Putin’s barely concealed aim is to dismantle NATO, a goal he could achieve in various ways. He might invade Estonia or Latvia, claiming, as per Ukraine, that he was coming to the defense of an oppressed Russian minority. Toomas Ilves, president of Estonia from 2006 to 2016, points to perhaps an even more vulnerable location: the Suwalki Gap, “located in a narrow sliver of land,” notes Kirchick, “between Lithuania, Poland, Belarus, and Kalingrad (the heavily militarized Russian enclave wedged between Poland Lithuania).” Should Russia seize that sliver, it could seal off the Baltic States from Europe.
Military options aside, the great danger to NATO lies in Germany’s historic attraction to Russia. Both have seen themselves as alternative cultures to the Anglo-French civilization of Western Europe. The Germans were drawn to Dostoevsky, the Russians to Nietzsche. More recently, during the Cold War, Germany’s Social Democrats, led by Willie Brandt, pursued a deal to reunite East and West Germany in return for German neutrality. This is more than an academic point. Christian Democrat Angela Merkel’s predecessor as chancellor, Social Democrat Gerhard Schroeder, declared Putin “a flawless Democrat.” Shortly after leaving office in 2005, Schroeder became chairman of Nordstream, a Kremlin-run subsidiary of Gazprom. “When the Estonian government relocated the Bronze Soldier in 2007,” Kirchick writes, “Schroeder saw fit to emerge from retirement and condemn Tallin for violating ‘every form of civilized behavior.’” At his lavish 70th birthday party, Schroeder embraced Putin, and he stayed silent about the Russian conquest of Crimea.

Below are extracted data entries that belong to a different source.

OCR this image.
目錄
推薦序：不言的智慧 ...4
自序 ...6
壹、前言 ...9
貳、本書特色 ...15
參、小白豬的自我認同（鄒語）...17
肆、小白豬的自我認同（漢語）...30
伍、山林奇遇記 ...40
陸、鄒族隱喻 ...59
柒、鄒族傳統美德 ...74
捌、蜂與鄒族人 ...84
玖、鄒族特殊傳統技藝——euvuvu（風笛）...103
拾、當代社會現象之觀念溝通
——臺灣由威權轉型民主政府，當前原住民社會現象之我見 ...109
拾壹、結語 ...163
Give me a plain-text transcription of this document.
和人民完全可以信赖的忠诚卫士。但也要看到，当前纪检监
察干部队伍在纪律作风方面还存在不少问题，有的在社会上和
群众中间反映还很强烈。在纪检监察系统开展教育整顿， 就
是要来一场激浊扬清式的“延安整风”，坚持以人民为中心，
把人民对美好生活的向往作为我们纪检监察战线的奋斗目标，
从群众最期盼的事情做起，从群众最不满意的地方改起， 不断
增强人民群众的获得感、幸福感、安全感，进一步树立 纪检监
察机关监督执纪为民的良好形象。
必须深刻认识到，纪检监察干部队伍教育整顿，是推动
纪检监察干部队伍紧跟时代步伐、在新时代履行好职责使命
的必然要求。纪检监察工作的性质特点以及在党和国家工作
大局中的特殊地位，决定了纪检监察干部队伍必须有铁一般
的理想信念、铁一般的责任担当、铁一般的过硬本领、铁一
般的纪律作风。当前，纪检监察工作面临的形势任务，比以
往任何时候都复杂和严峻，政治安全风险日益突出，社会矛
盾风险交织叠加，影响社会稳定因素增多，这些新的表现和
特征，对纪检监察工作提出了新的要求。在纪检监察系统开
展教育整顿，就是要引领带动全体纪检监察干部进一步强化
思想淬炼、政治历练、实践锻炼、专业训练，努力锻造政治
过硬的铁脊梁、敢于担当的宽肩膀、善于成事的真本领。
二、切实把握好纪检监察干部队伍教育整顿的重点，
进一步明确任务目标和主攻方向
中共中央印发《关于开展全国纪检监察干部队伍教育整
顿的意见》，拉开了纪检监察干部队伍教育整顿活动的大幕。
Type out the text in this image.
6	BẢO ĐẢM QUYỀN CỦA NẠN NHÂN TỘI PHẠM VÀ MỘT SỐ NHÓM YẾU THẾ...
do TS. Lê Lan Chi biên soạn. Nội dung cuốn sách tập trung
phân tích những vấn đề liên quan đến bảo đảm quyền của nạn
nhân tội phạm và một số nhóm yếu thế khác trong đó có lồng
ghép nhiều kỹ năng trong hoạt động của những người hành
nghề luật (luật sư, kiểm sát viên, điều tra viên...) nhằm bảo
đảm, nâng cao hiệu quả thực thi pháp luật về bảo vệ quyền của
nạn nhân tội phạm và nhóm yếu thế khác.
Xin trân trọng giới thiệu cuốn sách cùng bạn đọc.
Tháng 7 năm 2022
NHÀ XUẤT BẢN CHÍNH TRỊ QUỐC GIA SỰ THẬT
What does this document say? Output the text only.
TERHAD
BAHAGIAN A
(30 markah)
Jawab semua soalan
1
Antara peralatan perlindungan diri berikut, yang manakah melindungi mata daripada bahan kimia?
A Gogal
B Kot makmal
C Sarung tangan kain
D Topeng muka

The dangers of Putinism and Islamism have intersected in Germany. Seeking reelection after 11 years in office, Merkel faces a stiff challenge from Social Democrat Martin Schulz, the president of the powerless European parliament from 2012 to 2017. Merkel, who has described multiculturalism as a failure, had once been seen as a shoo-in, but her ill-conceived proposal to admit 1 million Muslim refugees into Germany has dramatically weakened her political standing, especially in light of the sexual assaults committed by Muslim arrivals. If Schulz wins what is now a tight race, the Social Democrats will no doubt adopt a position opposing sanctions against Russia for its imperial adventures—and a softening of sanctions will shake NATO further.
The End of Europe offers a readable but historically grounded view of a deeply troubled continent.
Fred Siegel is a City Journal contributing editor, Scholar in Residence at St. Francis College in Brooklyn, and the author of The Revolt Against the Masses: How Liberalism Has Undermined the Middle Class.